1933 film by Charles Reisner, Elliott Nugent

Whistling in the Dark (U.S. television title: Scared!) is a 1933 American pre-Code comedy-mystery film directed by Elliott Nugent and starring Ernest Truex and Una Merkel. The plot concerns a mystery writer whose scheme for a perfect murder comes to the attention of a gangster (Edward Arnold), who plans to use it.

The film is based on the Broadway play of the same name by Laurence Gross and Edward Childs Carpenter, which played for 265 performances in 1932-33. Edward Arnold played the same role in the Broadway stage production.

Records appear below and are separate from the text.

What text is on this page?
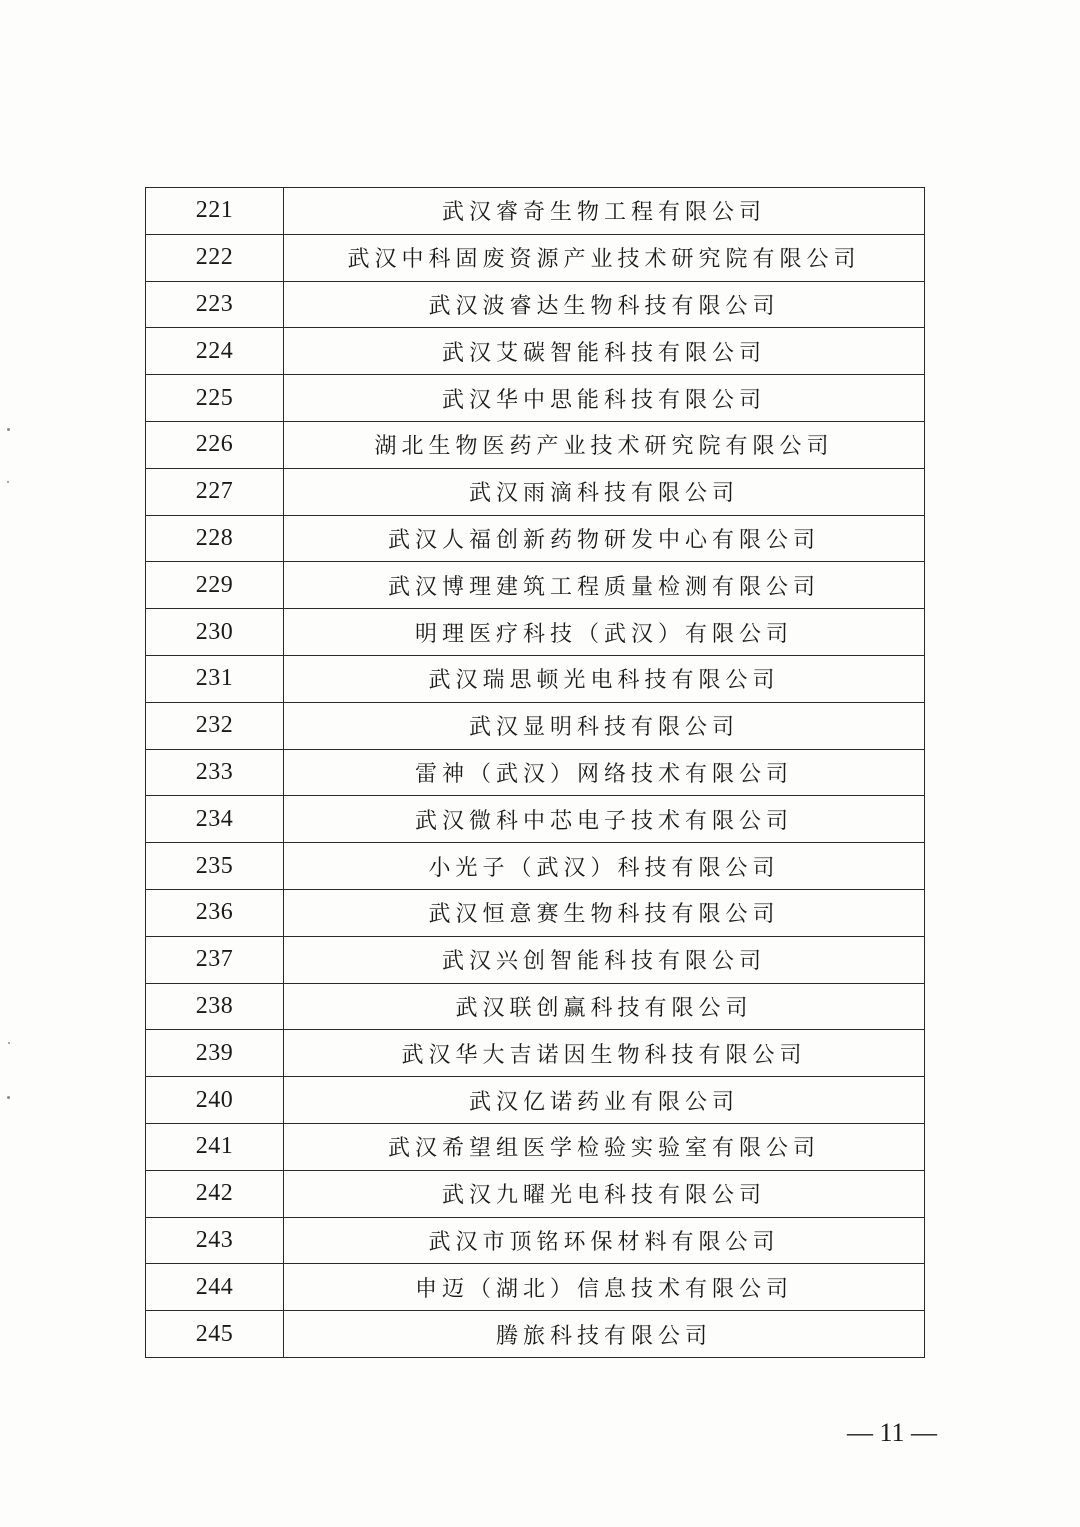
221	武汉睿奇生物工程有限公司
222	武汉中科固废资源产业技术研究院有限公司
223	武汉波睿达生物科技有限公司
224	武汉艾碳智能科技有限公司
225	武汉华中思能科技有限公司
226	湖北生物医药产业技术研究院有限公司
227	武汉雨滴科技有限公司
228	武汉人福创新药物研发中心有限公司
229	武汉博理建筑工程质量检测有限公司
230	明理医疗科技（武汉）有限公司
231	武汉瑞思顿光电科技有限公司
232	武汉显明科技有限公司
233	雷神（武汉）网络技术有限公司
234	武汉微科中芯电子技术有限公司
235	小光子（武汉）科技有限公司
236	武汉恒意赛生物科技有限公司
237	武汉兴创智能科技有限公司
238	武汉联创赢科技有限公司
239	武汉华大吉诺因生物科技有限公司
240	武汉亿诺药业有限公司
241	武汉希望组医学检验实验室有限公司
242	武汉九曜光电科技有限公司
243	武汉市顶铭环保材料有限公司
244	申迈（湖北）信息技术有限公司
245	腾旅科技有限公司
— 11 —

In 1941, the film was remade starring Red Skelton and Ann Rutherford. Skelton then played the role of "Wallace Porter" in two sequels.

==Plot==
Otto Barfuss refuses to pay for protection and won't bow down to the syndicate. When they come for him, he puts the sting on them. Jake Dillon thinks its time to end Barfuss for good, but he knows it has to be done properly so that they don't get caught.

Wallace Porter and his girl Toby Van Buren are eloping when their car breaks down near Dillon's house. He's a mystery writer who brags about his abilities to write the perfect murder. He is forced to give Dillon the perfect way to kill Barfuss while he and Toby are held as prisoners.

Porter manages to connect the radio to contact the phone operator. He and Toby get a message out to save Barfuss. Dillon comes back and is caught by the police.

==Cast==
- Ernest Truex as Wallace Porter
- Una Merkel as Toby Van Buren
- Edward Arnold as Jake Dillon
- John Miljan as Charlie Shaw
- C. Henry Gordon as Ricco Lombardo
- Johnny Hines as Slim Scanlon
- Joseph Cawthorn as Otto Barfuss
- Nat Pendleton as Joe Salvatore
- Tenen Holtz as Herman Lefkowitz

==Production==
Bernie Hyman offered the film to Elliott Nugent to write and direct at $1,000 a week. Nugent said the film "got me off the ground as a director."